Relying on one source
A major claim should not rest on a single uncorroborated source. If it must, make the attribution and uncertainty visible.
Cherry-picking data
Do not include only evidence that supports the preferred conclusion. Strong articles acknowledge conflicting credible evidence and explain the difference.
Ignoring source bias
Ask who created the source, why it exists, what incentives are attached, and what perspective may be missing.
Weak attribution
Separate your analysis from sourced information. Attribute direct quotes, borrowed ideas, statistics, and paraphrased claims clearly enough for review.
Letting AI become the source
AI can speed discovery, drafting, restructuring, and editing, but the authority should remain with verifiable sources and human review.
How this maps to Gixo Quill
Quill is strongest when the team starts with the source pack, not a blank prompt.

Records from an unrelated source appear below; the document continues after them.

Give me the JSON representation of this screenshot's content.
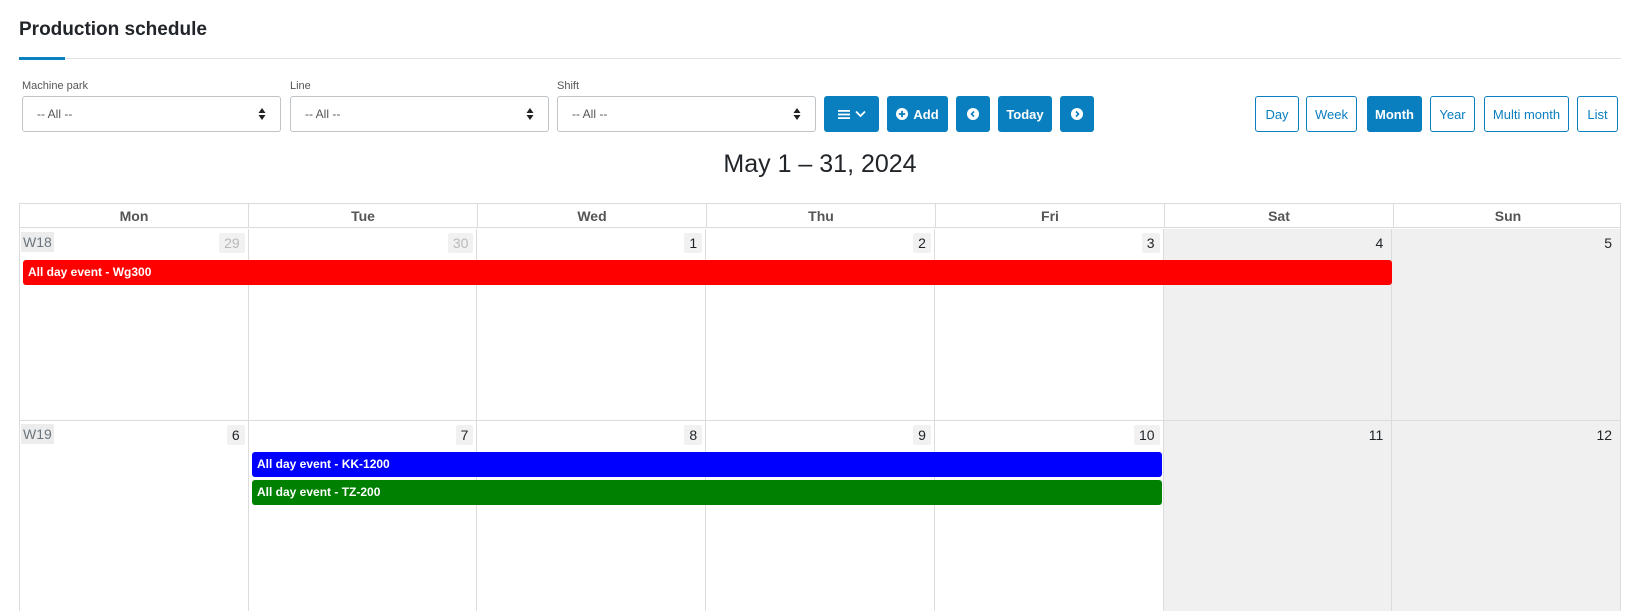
{
  "page": {
    "title": "Production schedule"
  },
  "filters": [
    {
      "label": "Machine park",
      "value": "-- All --"
    },
    {
      "label": "Line",
      "value": "-- All --"
    },
    {
      "label": "Shift",
      "value": "-- All --"
    }
  ],
  "toolbar": {
    "menu_icon": "list-icon",
    "add_label": "Add",
    "prev_icon": "chevron-left-icon",
    "today_label": "Today",
    "next_icon": "chevron-right-icon"
  },
  "views": {
    "day": "Day",
    "week": "Week",
    "month": "Month",
    "year": "Year",
    "multi_month": "Multi month",
    "list": "List",
    "active": "Month"
  },
  "calendar": {
    "range_title": "May 1 – 31, 2024",
    "weekdays": [
      "Mon",
      "Tue",
      "Wed",
      "Thu",
      "Fri",
      "Sat",
      "Sun"
    ],
    "weeks": [
      {
        "label": "W18",
        "days": [
          "29",
          "30",
          "1",
          "2",
          "3",
          "4",
          "5"
        ]
      },
      {
        "label": "W19",
        "days": [
          "6",
          "7",
          "8",
          "9",
          "10",
          "11",
          "12"
        ]
      }
    ],
    "events": [
      {
        "title": "All day event - Wg300",
        "color": "#ff0000"
      },
      {
        "title": "All day event - KK-1200",
        "color": "#0000ff"
      },
      {
        "title": "All day event - TZ-200",
        "color": "#008000"
      }
    ]
  },
  "colors": {
    "accent": "#0a7fc0",
    "weekend_bg": "#f0f0f0"
  }
}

Bring in research notes, URLs, documents, internal context, customer language, and draft fragments. Then generate a structured first shot, keep references visible, run deterministic quality checks, refine inside the editor, and route the piece through review before export or publishing.
That makes this page the process pillar and Turn Research into Article the product use-case page. One teaches the professional workflow; the other shows how Quill helps execute it inside the content workspace.
Frequently Asked Questions
What is a source-to-article workflow?
It is the systematic process of turning raw sources, data, interviews, documents, and notes into a structured article through planning, sourcing, vetting, synthesis, drafting, review, and publication.
What is the difference between a source and a citation?
A source is the document, person, dataset, transcript, or record that provides information. A citation is the formal reference that tells the reader where that source came from.
How many sources are enough for an article?
There is no universal number. Quality matters more than count. A narrow factual explainer may need only a few authoritative sources, while a controversial or high-stakes claim needs stronger corroboration.
Can Wikipedia be used as a source?
Use Wikipedia as a tertiary starting point, not the final authority for a substantive article. It is often useful for orientation and for finding the primary or secondary sources listed in the references.
How should conflicting credible sources be handled?
First confirm you understood both sources correctly. If the conflict is real, acknowledge it directly, explain the difference in methods or scope where possible, and avoid forcing false certainty.
How can AI help without weakening accuracy?
Use AI to organize sources, propose outlines, draft from supplied evidence, improve readability, and flag weak structure. Do not use model output as the final authority for factual claims.